Votre analyse est, comme si souvent, passionnante, cher Henri. Je crois cependant qu'il est nécessaire de distinguer entre la gauche incarnée en mouvements politiques d'une part et les idées, aspirations, valeurs, qu'elle représente et défend - ou prétend représenter et défendre - d'autre part. Ce n'est pas seulement pour distinguer entre Dieu et l'Eglise mais aussi parce que ces aspirations (égalité, solidarité, coopération, assistance, etc.), pas seulement non plus parce qu'elles ne constituent pas une exclusivité de la gauche (à cet égard l'apostrophe lancée par Giscard d'Estaing à Mitterand « Vous n'avez pas le monopole du cœur » était parfaite), mais aussi parce que ces aspirations préexistent bien sûr à la gauche. Dans une certaine mesure, et comme l'a bien vu Nietzsche me semble-t-il, le christianisme en était porteur avant le XIXe siècle.
Utilisateur anonyme
30 novembre 2008, 11:46   La conjuration des imbéciles (texte complet)
C'est un (petit) livre, Cher Marcel, que je crois avoir dans ma bibliothèque. Si vous le désirez, je peux vous le photocopier, parce que le recopier, je n'en aurai pas le courage.
30 novembre 2008, 11:58   Re : La conjuration des imbéciles
Je suis d'accord avec vous, cher Marcel. Il faudrait seulement s'interdire la facilité de langage, si fréquente dans les milieux bien-pensistes, de qualifier de gauche toute aspiration à l'égalité, à la liberté et à la démocratie. La gauche ne représente ni ne défend ces valeurs et ces aspirations. L'histoire, quand elle est autorisée à s'exprimer par les gens de gauche, montrerait plutôt le contraire. Tout au plus certains groupes de gauche ont-ils pris ces idéaux et aspirations comme on prend un train, dans le but bien terrestre, et que je suis loin de reprocher, d'asseoir leur pouvoir sur les choses et les esprits. On comprend cela, c'est de bonne guerre, mais ce n'est pas bien. C'est de la politique. Aujourd'hui, nous subissons un pharisaïsme insupportable, que le texte de Baudrillard, dans une certaine mesure timide et mesurée, permet de critiquer : le pouvoir, comme toujours, est tenu par les représentants du Bien, qui par nature méritent de l'exercer.
Merci de votre aimable proposition, mais l'opuscule est disponible chez les Amazones, je m'en vais le commander.
Pardon Boris, mais je ne peux voir écrite l'expression "Conjuration des imbéciles" sans penser à ce roman que je vous recommande très fortement, (parce que dans une certaine actualité, vous me comprendrez):

[books.google.com]

publié 11 ans après le suicide de son auteur, roman auquel on a donné je crois ce titre-là en français.
Utilisateur anonyme
30 novembre 2008, 12:40   La conjuration des imbéciles (texte complet)
Merci Boris !
Cher Marcel,
Non je n'avais pas le texte complet mais je me réjouis que Boris ait eu la patience de le scanner et de nous le mettre en ligne.

Merci Boris !
30 novembre 2008, 16:30   Re : La conjuration des imbéciles
Oui, merci, cher Boris, pour cette brillante analyse du phénomène le Pen.
Utilisateur anonyme
30 novembre 2008, 16:43   Re : La conjuration des imbéciles
Je suis désolé de la mauvaise qualité de "ma" mise en page. Si quelqu'un dispose d'un OCR* efficace (ce n'est pas mon cas), il peut en faire un texte, beaucoup plus facile à manipuler et à lire.
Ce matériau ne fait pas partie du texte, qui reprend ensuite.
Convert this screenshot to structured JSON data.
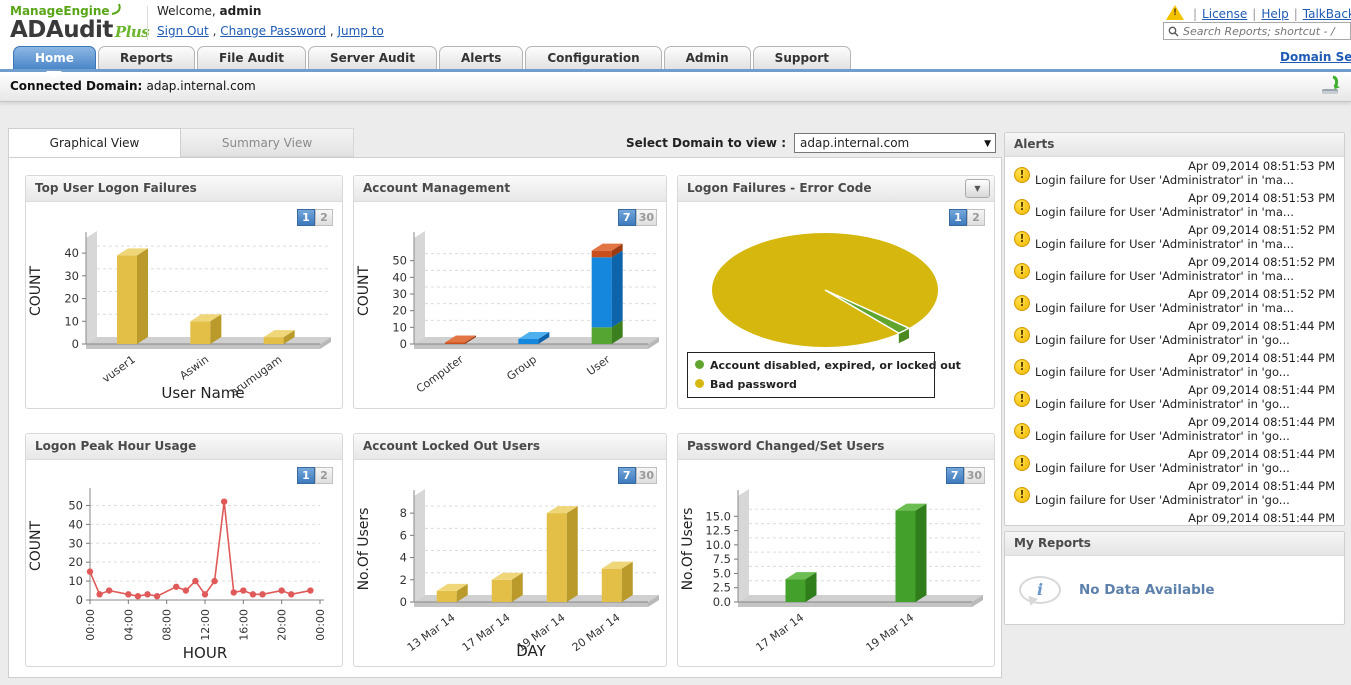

(Cela fait longtemps que je considère ce texte comme essentiel, et je pensais naïvement que tout le monde ici le connaissait, sinon je l'aurais proposé bien avant aujourd'hui.)

(*) Application de reconnaissance de caractères.
30 novembre 2008, 17:15   Re : La conjuration des imbéciles
Le pagraphe de Baudrillard cité plus haut par Rogemi, et publié il y a dix ans dans Libération (ce qui m'étonne peu), est (re)lisible en ligne sur le forum du Causeur, sous le titre "Baudrillard et l'affaire Zemmour".